We will examine genes that are differentially expressed between these different phenotypes and then make use of GO and other meta-data resources to help understand the genes that were selected. The actual method of determining differentially expressed genes is in some sense irrelevant to the subsequent analysis using GO and readers can easily substitute their own favorite methods. We refer readers to Heydebreck et al. (2004) for a general discussion of some of the issues involved in gene filtering.
Our approach is fairly simplistic. First, we require that genes be expressed in a reasonable set of the samples. Since our smallest group, those with ALL1/AF4, has only 10 samples we will require that a gene be expressed in at least 7 samples to be deemed interesting. For our purposes we consider a gene to be expressed if its value is greater than 100. We also introduce a second selection criteria that is based on differences between the group means. We require that the difference between the smallest group mean and the largest be larger than 100 units. Applying both of these transformations yielded 771 probes that were differentially expressed.

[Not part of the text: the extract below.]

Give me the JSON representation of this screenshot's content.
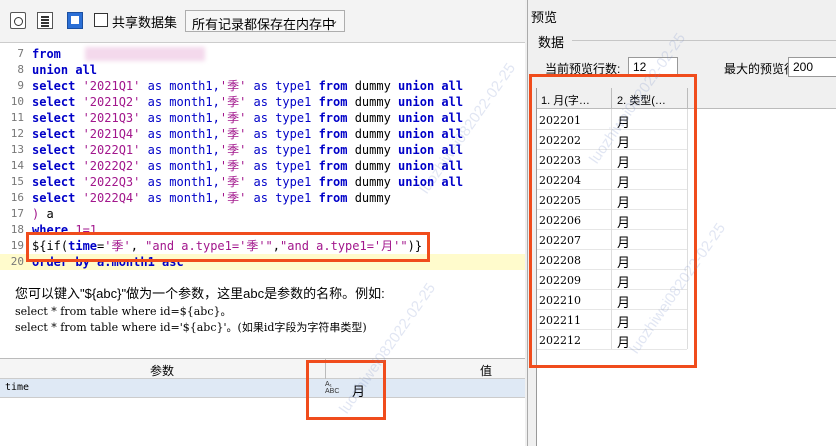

Next restricting attention to just these 771 probes we use the mt.maxT function from the multtest package to compute adjusted \(p\)-values for F-test comparisons. We found 151 of these to have adjusted \(p\)-values less than 0.05. We will deem these to be the differentially expressed genes and will now turn our attention to using GO to gain a better understanding of the associated genes. Before going further though, we note that these 151 probes map to 131 distinct Entrez Gene identifiers and since our GO mappings are based on Entrez Gene we further reduce our attention to these. We kept the first (in index order) of each of the duplicated probes for any analyses or computations that require gene expression data and note that others may want to use different conventions.
Using the genes selected in Section 0.3 we can construct the induced GO graph for any one of the three different Ontologies. In Figures 1, 2 and 3 we present these three different graphs. Of course one would like to add some of the experimental data and information to these plots.
The nodes in these different graphs can be colored according to different criteria. In Storch et al. (2002) they considered using color for the nodes. The studied differences in gene expression between heart and liver in mice. Their Figure 2 presents data that were assembled in roughly the following manner. Genes of interest were mapped to terms in the Biological Process arm of GO The Gene Ontology Consortium (2000). They then colored the nodes in this tree red if the associated genes were expressed in heart, green if they were expressed in liver and yellow if they were expressed in both. The figure itself is quite helpful and clearly displays the data informatively.
This is an interesting idea and we amplify it a bit here. In our example we have three groups and we might want to consider coloring the nodes differently. For each node in the induced graph there is one or more genes from our list of interesting genes annotated at that node (due to the way we constructed the graph). We could color the nodes according to the phenotype (ALL1/AF4, BCR/ABL, or NEG) that had the highest mean (if there is more than one gene then we might use the multiplicity of highest means). Or, possibly of more interest would be to categorize the genes (again we could use which phenotype had the highest mean) and render the nodes using pie charts.